28 October 2014 Insurance

The Hartford’s profits hike

The Hartford has posted a strong set of results in the third quarter of 2014 as its profits hiked 32 percent.

Its profits hit $388 million in the third quarter of 2014, compared with $293 million in the third quarter of 2013.

The insurer’s core earnings increased 15 percent to $477 million for the third quarter of 2014, compared with $416 million in the same period of the prior year. The increase was primarily driven by improved property and casualty (P&C) underwriting results and higher income from limited partnerships and other alternative investments (LPs).

Its P&C earnings grew 34 percent to $353 million in the quarter, compared with $263 million in last year’s third quarter. Its P&C combined ratio improved to 91.4 percent in the quarter, compared with 96.2 percent in the third quarter of 2014.

“The Hartford delivered outstanding results this quarter, with core earnings from P&C, group benefits and mutual funds up 30 percent year-over-year and a core earnings return on equity of 8.2 percent over the past 12 months," said The Hartford's chief executive officer Christopher Swift.

"Our focus on driving profitable growth through execution and investments in new capabilities is producing positive results. In the third quarter, we delivered margin expansion across the business lines and top-line growth in P&C. Looking ahead, our primary objectives are to drive return on equity improvement and growth in book value per share to achieve top-quartile shareholder returns."
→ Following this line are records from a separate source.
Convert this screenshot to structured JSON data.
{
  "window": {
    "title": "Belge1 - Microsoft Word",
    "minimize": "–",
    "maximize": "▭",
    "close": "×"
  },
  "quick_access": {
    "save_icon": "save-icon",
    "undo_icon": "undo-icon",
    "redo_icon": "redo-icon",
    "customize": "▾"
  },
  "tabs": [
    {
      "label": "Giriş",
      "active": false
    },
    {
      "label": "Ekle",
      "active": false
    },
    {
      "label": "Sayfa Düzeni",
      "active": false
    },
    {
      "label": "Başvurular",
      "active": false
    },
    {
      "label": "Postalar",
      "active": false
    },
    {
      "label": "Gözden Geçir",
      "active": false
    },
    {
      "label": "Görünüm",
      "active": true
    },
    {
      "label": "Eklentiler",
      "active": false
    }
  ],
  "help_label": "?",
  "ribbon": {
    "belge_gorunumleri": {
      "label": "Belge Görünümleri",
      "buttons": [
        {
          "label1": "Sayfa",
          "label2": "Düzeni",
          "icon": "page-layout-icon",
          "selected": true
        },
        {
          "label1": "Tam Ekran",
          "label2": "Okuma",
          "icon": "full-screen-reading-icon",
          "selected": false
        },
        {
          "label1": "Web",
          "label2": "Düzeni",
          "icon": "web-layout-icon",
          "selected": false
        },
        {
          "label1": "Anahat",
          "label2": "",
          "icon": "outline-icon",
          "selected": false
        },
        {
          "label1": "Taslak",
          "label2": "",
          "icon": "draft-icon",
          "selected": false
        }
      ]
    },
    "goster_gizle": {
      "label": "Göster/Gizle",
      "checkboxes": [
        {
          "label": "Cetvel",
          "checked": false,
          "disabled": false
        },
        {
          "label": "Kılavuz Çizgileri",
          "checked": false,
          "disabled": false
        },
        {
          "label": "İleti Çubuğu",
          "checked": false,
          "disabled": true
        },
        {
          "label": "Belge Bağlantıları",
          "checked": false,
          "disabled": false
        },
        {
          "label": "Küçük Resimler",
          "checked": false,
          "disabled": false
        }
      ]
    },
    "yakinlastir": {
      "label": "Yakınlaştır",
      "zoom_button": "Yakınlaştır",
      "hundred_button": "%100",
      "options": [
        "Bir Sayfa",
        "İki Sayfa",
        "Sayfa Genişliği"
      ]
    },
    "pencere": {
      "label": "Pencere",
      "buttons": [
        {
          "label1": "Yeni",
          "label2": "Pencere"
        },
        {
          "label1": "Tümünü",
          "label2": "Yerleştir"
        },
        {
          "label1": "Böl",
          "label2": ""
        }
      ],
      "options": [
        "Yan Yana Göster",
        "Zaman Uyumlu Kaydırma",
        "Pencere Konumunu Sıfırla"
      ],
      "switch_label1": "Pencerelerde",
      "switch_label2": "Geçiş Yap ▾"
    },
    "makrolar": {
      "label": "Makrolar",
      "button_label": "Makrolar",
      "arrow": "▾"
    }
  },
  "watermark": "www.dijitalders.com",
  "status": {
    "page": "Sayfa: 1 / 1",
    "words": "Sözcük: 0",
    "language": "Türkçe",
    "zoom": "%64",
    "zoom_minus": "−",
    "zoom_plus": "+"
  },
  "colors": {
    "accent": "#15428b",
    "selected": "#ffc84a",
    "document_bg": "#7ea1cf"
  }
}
Doug Elliot, The Hartford's president, added: "Our P&C and group benefits businesses produced strong underlying results this quarter, continuing our track record of strengthening fundamentals from pricing, underwriting and product initiatives over the past several years.

“In P&C, our combined ratio was 91.4 percent, a 4.8 point improvement from last year, reflecting a 2.6 point improvement in current accident year results excluding catastrophes, as well as favourable prior year development and light catastrophes.

“In addition, written premiums for small commercial and middle market grew 5 percent in total due to strong retention and new business production. Group benefits earnings also increased, with an after-tax core margin of 4.5 percent driven by improved group life and disability results.”